I glance down at the page Lilly flagged.

“Everyone with money isn’t always smart.”

Eric’s mouth twitches. “That’s why I called.”

“Then wait.”

His eyebrows lift slightly. “That easy?”

“No. But it’s that simple.” I tap the page in front of me, even though he can’t see it. “You’re heading into winter. Let the season prove whether summer was real growth or just a spike. If the numbers hold, you move. If they don’t, you saved yourself an expensive headache.”

Eric is quiet for a moment.

Then he nods once. “That’s what I thought you’d say.”

“Then next time, leave one message.”

“Next time, answer the first one.” His gaze shifts past me again, landing briefly on Lilly. “Or let her answer it.”

“No.”

Lilly makes that small, almost-laugh again, and Eric’s mouth curves.

“Careful, Luke,” he says. “That’s how it starts.”

“What is?”

“Thinking you’re better off doing everything alone.”

I narrow my eyes at the screen. “I don’t recall asking you for life advice.”

“No. I called you for financial advice.
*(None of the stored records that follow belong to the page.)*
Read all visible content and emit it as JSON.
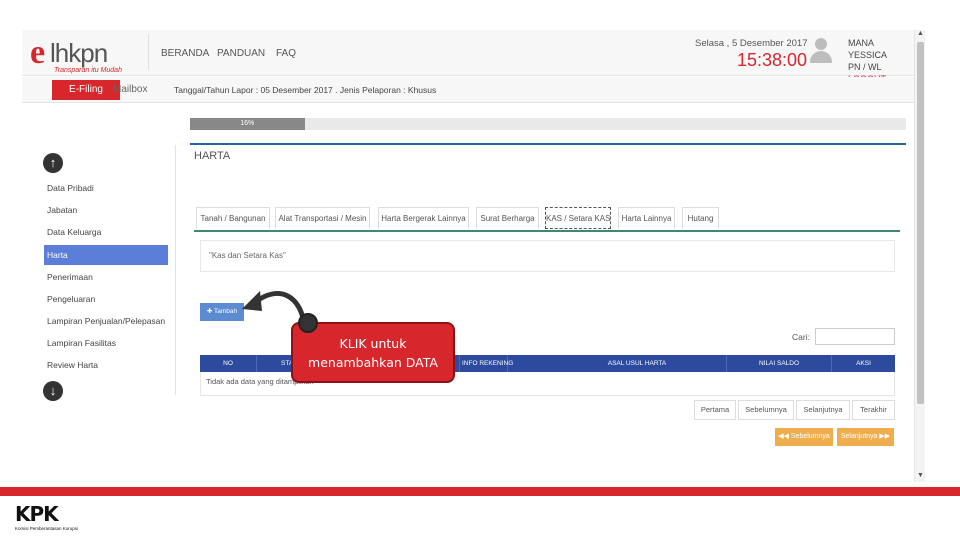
{
  "logo": {
    "e": "e",
    "rest": "lhkpn",
    "tagline": "Transparan itu Mudah"
  },
  "nav": {
    "beranda": "BERANDA",
    "panduan": "PANDUAN",
    "faq": "FAQ"
  },
  "header": {
    "date": "Selasa , 5 Desember 2017",
    "time": "15:38:00",
    "user_name": "MANA YESSICA",
    "user_role": "PN / WL",
    "logout": "LOGOUT"
  },
  "subnav": {
    "efiling": "E-Filing",
    "mailbox": "Mailbox",
    "jenis": "Tanggal/Tahun Lapor : 05 Desember 2017 . Jenis Pelaporan : Khusus"
  },
  "progress": {
    "label": "16%",
    "value": 0.16
  },
  "section": {
    "title": "HARTA"
  },
  "sidebar": {
    "items": [
      {
        "label": "Data Pribadi"
      },
      {
        "label": "Jabatan"
      },
      {
        "label": "Data Keluarga"
      },
      {
        "label": "Harta"
      },
      {
        "label": "Penerimaan"
      },
      {
        "label": "Pengeluaran"
      },
      {
        "label": "Lampiran Penjualan/Pelepasan"
      },
      {
        "label": "Lampiran Fasilitas"
      },
      {
        "label": "Review Harta"
      }
    ],
    "up_icon": "arrow-up-circle-icon",
    "down_icon": "arrow-down-circle-icon"
  },
  "tabs": [
    {
      "label": "Tanah / Bangunan"
    },
    {
      "label": "Alat Transportasi / Mesin"
    },
    {
      "label": "Harta Bergerak Lainnya"
    },
    {
      "label": "Surat Berharga"
    },
    {
      "label": "KAS / Setara KAS"
    },
    {
      "label": "Harta Lainnya"
    },
    {
      "label": "Hutang"
    }
  ],
  "panel": {
    "text": "\"Kas dan Setara Kas\""
  },
  "buttons": {
    "tambah": "✚ Tambah",
    "sebelumnya": "◀◀ Sebelumnya",
    "selanjutnya": "Selanjutnya ▶▶"
  },
  "search": {
    "label": "Cari:",
    "value": ""
  },
  "table": {
    "headers": [
      "NO",
      "STA",
      "",
      "INFO REKENING",
      "ASAL USUL HARTA",
      "NILAI SALDO",
      "AKSI"
    ],
    "empty_text": "Tidak ada data yang ditampilkan"
  },
  "pagination": {
    "first": "Pertama",
    "prev": "Sebelumnya",
    "next": "Selanjutnya",
    "last": "Terakhir"
  },
  "callout": {
    "line1": "KLIK untuk",
    "line2": "menambahkan DATA"
  },
  "footer": {
    "kpk": "KPK",
    "subtitle": "Komisi Pemberantasan Korupsi"
  },
  "colors": {
    "brand_red": "#d8262d",
    "header_blue": "#2d4b9e",
    "menu_active": "#5b7ed8",
    "orange": "#f0ad4e"
  }
}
You gave it. Consider this a bonus.” His expression softens just enough that I know exactly who he’s thinking about. “My wife had a few opinions about how I ran my life, too.”

“Yeah? How’d that work out for you?”

He smiles then. Not the business one. A real one.

“Best thing that ever happened to me.”

My grip tightens on the pen.

Lilly goes quiet next to me. I don’t look at her.

“Good for you,” I say, because it’s the only safe thing to say.

“It is.” Eric’s smile fades back into something easier, more familiar. “Anyway, thanks for the advice. I’ll wait on the property.”

“Smart man.”

“Occasionally.” His gaze flicks to Lilly one last time. “Nice meeting you, Lilly.”

“You too, Mr. Wolf.”

“Eric,” he corrects. “And don’t let him be a big ol’ grump to you,” he adds. “Keep organizing him. He needed it.”